Sabe quando a vista da varanda – aquela, que há muitos anos é admirada por você e por todos que passam em sua casa – já não lhe parece tão atraente? Pois é. É assim que tenho me sentido durante estes últimos dias.
Sabe quando seu coração já não bate mais no ritmo de antes? Naquele ritmo desenfreado, inconstante, arrebatado, desembestado, apaixonado? Pois é. Não o sinto assim há muito tempo. É como se um cubo de gelo tivesse tomado seu lugar.
Sabe quando o sol entra por entre as frestas das janelas e das portas e você não mais consegue observar seu brilho? É como se tivessem me cegado, assim, de repente.
Não sei ao certo quando isso aconteceu. Não sei tampouco o seu por que. Não sei o causador. Ou melhor. Esta última, eu sei.
Era uma madrugada fria de inverno – talvez por isso meu coração tenha esfriado -, e ele chegava a casa. O cheiro do álcool e do cigarro impregnava a casa toda. Não. Não seria desta vez que ele acabaria com minha noite de sono tranqüilo.
Levantei-me, com a tranqüilidade e serenidade que só eu conseguia ter nestas horas. Abri o guarda-roupa, tirando com extrema leveza as roupas daquele belo, fascinante, apaixonante, atraente, cativante, encantador, envolvente, formoso, maravilhoso, sedutor cafajeste. Guardei-as na mala que havia lhe dado como presente há alguns anos atrás. Nunca havia sido usada.
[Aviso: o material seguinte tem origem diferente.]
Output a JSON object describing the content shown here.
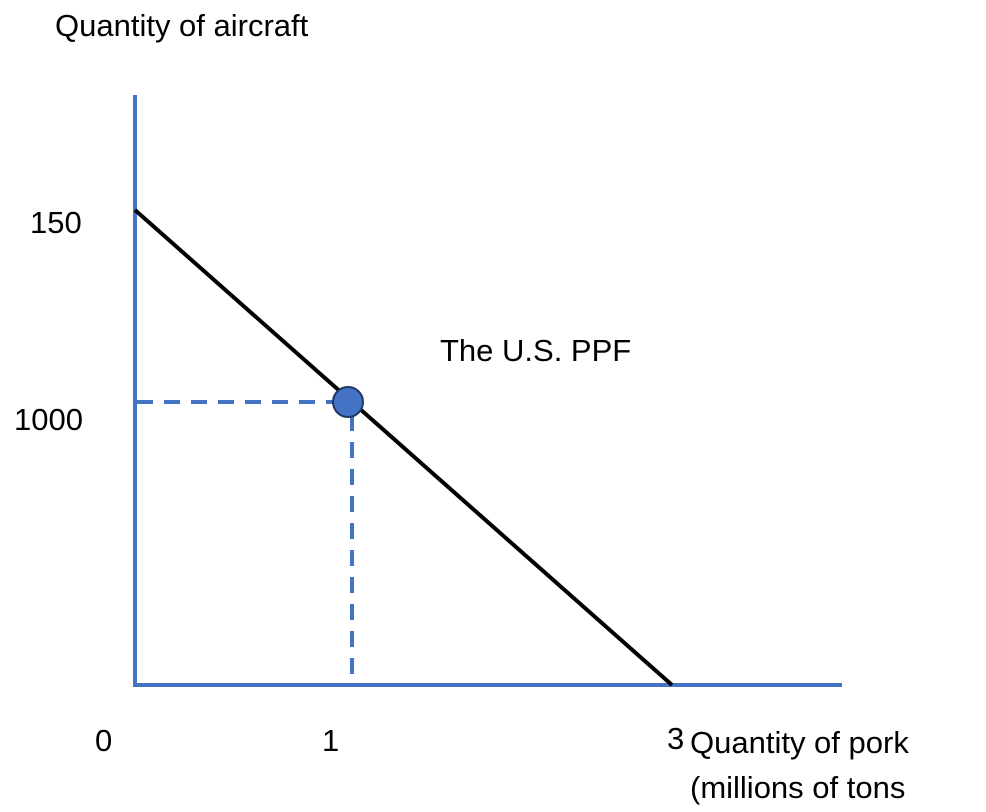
{
  "diagram": {
    "y_axis_label": "Quantity of aircraft",
    "x_axis_label": "Quantity of pork",
    "x_axis_label_sub": "(millions of tons",
    "y_ticks": [
      150,
      1000
    ],
    "x_ticks": [
      0,
      1,
      3
    ],
    "curve_label": "The U.S. PPF"
  }
}
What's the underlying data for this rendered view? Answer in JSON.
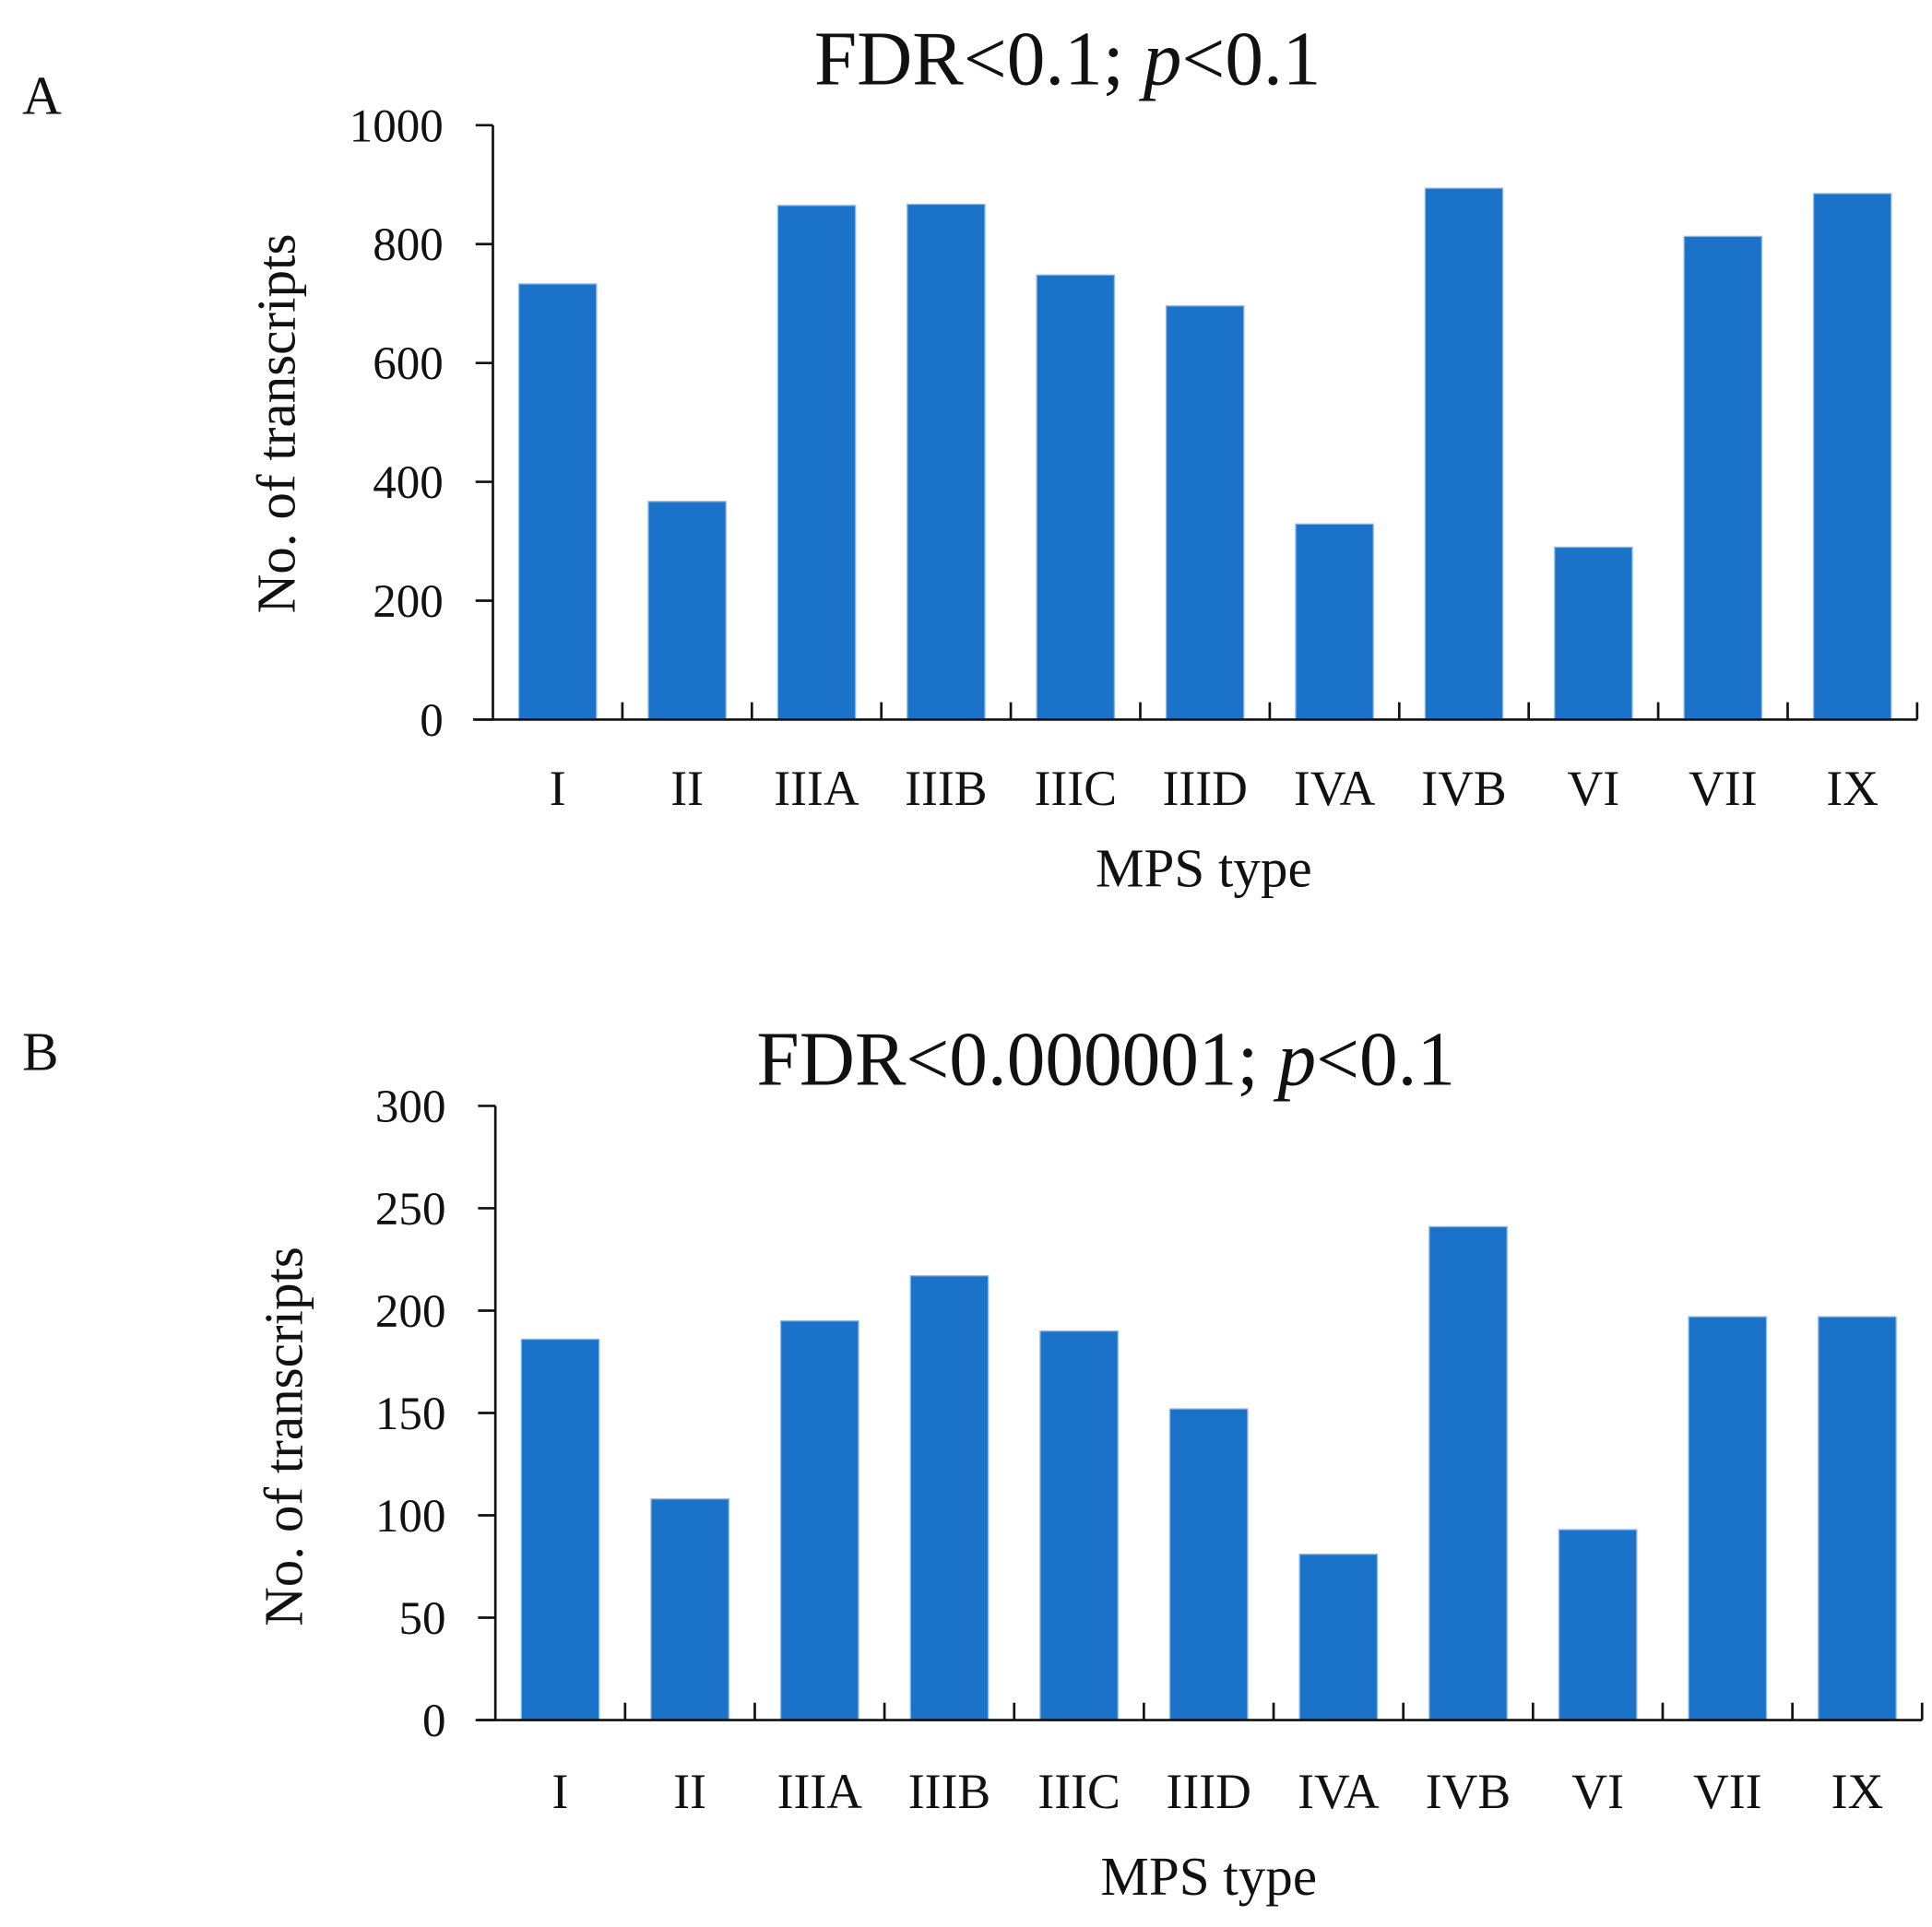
{
  "chart_data": [
    {
      "panel": "A",
      "type": "bar",
      "title": "FDR<0.1; p<0.1",
      "title_parts": {
        "pre": "FDR<0.1; ",
        "italic": "p",
        "post": "<0.1"
      },
      "xlabel": "MPS type",
      "ylabel": "No. of transcripts",
      "ylim": [
        0,
        1000
      ],
      "yticks": [
        0,
        200,
        400,
        600,
        800,
        1000
      ],
      "categories": [
        "I",
        "II",
        "IIIA",
        "IIIB",
        "IIIC",
        "IIID",
        "IVA",
        "IVB",
        "VI",
        "VII",
        "IX"
      ],
      "values": [
        733,
        367,
        865,
        867,
        748,
        696,
        329,
        894,
        290,
        813,
        885
      ],
      "color": "#1a73c8",
      "grid": false
    },
    {
      "panel": "B",
      "type": "bar",
      "title": "FDR<0.000001; p<0.1",
      "title_parts": {
        "pre": "FDR<0.000001; ",
        "italic": "p",
        "post": "<0.1"
      },
      "xlabel": "MPS type",
      "ylabel": "No. of transcripts",
      "ylim": [
        0,
        300
      ],
      "yticks": [
        0,
        50,
        100,
        150,
        200,
        250,
        300
      ],
      "categories": [
        "I",
        "II",
        "IIIA",
        "IIIB",
        "IIIC",
        "IIID",
        "IVA",
        "IVB",
        "VI",
        "VII",
        "IX"
      ],
      "values": [
        186,
        108,
        195,
        217,
        190,
        152,
        81,
        241,
        93,
        197,
        197
      ],
      "color": "#1a73c8",
      "grid": false
    }
  ]
}
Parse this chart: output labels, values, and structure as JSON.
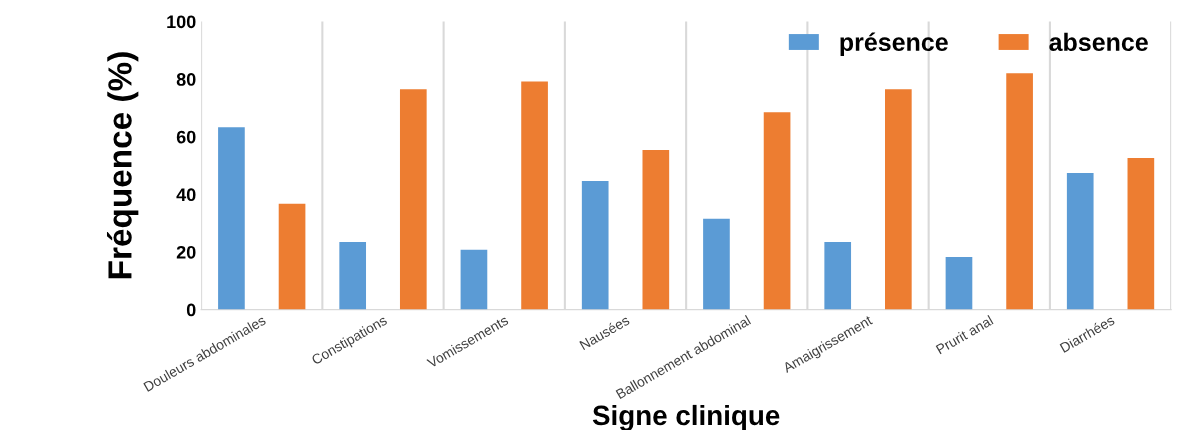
{
  "chart_data": {
    "type": "bar",
    "xlabel": "Signe clinique",
    "ylabel": "Fréquence (%)",
    "categories": [
      "Douleurs abdominales",
      "Constipations",
      "Vomissements",
      "Nausées",
      "Ballonnement abdominal",
      "Amaigrissement",
      "Prurit anal",
      "Diarrhées"
    ],
    "series": [
      {
        "name": "présence",
        "color": "#5b9bd5",
        "values": [
          63.3,
          23.5,
          20.8,
          44.6,
          31.5,
          23.5,
          18.3,
          47.4
        ]
      },
      {
        "name": "absence",
        "color": "#ed7d31",
        "values": [
          36.7,
          76.5,
          79.2,
          55.4,
          68.5,
          76.5,
          82,
          52.6
        ]
      }
    ],
    "ylim": [
      0,
      100
    ],
    "yticks": [
      0,
      20,
      40,
      60,
      80,
      100
    ],
    "grid": "x",
    "legend": "top right"
  }
}
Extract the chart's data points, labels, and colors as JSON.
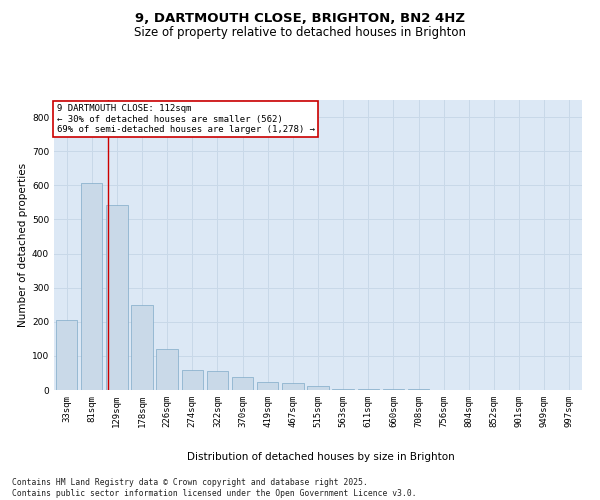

Pois bem. Desci as escadas. Dei de cara com ele. Ajoelhado, balbuciando algo como se fosse uma prece. Uma prece à “Santa Mônica”. Pois era isto. Uma santa. Só uma pessoa assim agüentaria durante pouco mais de vinte anos um homem como ele. Não lhe nomeio, pois não quero recordar-me deste pequeno - grande - detalhe.
Não quis nem ao menos tentar ouvir o que ele tinha a dizer. Bem, não é que não quisera ouvir. Não conseguia. Sua voz me dava asco, nojo, ânsia. Resolvi, por assim dizer, levar sua mala até o portão que dava para a rua.
- Eu ainda tenho uma última coisa pra fazer.
Entrei novamente. Ele desta vez já estava de pé. Seu rosto refletia a noite de orgia que havia vivido. Mas nem por isso me abalei. Corri os olhos, procurando o papel. Sim, já havia preparado a carta de separação, na qual, ele deixava-me todos seus bens, inclusive sua bela casa.
Não foi difícil fazê-lo assinar. Também não foi difícil enxotá-lo para fora. Pois é. O troco de vinte e poucos anos o agüentando, havia sido dado.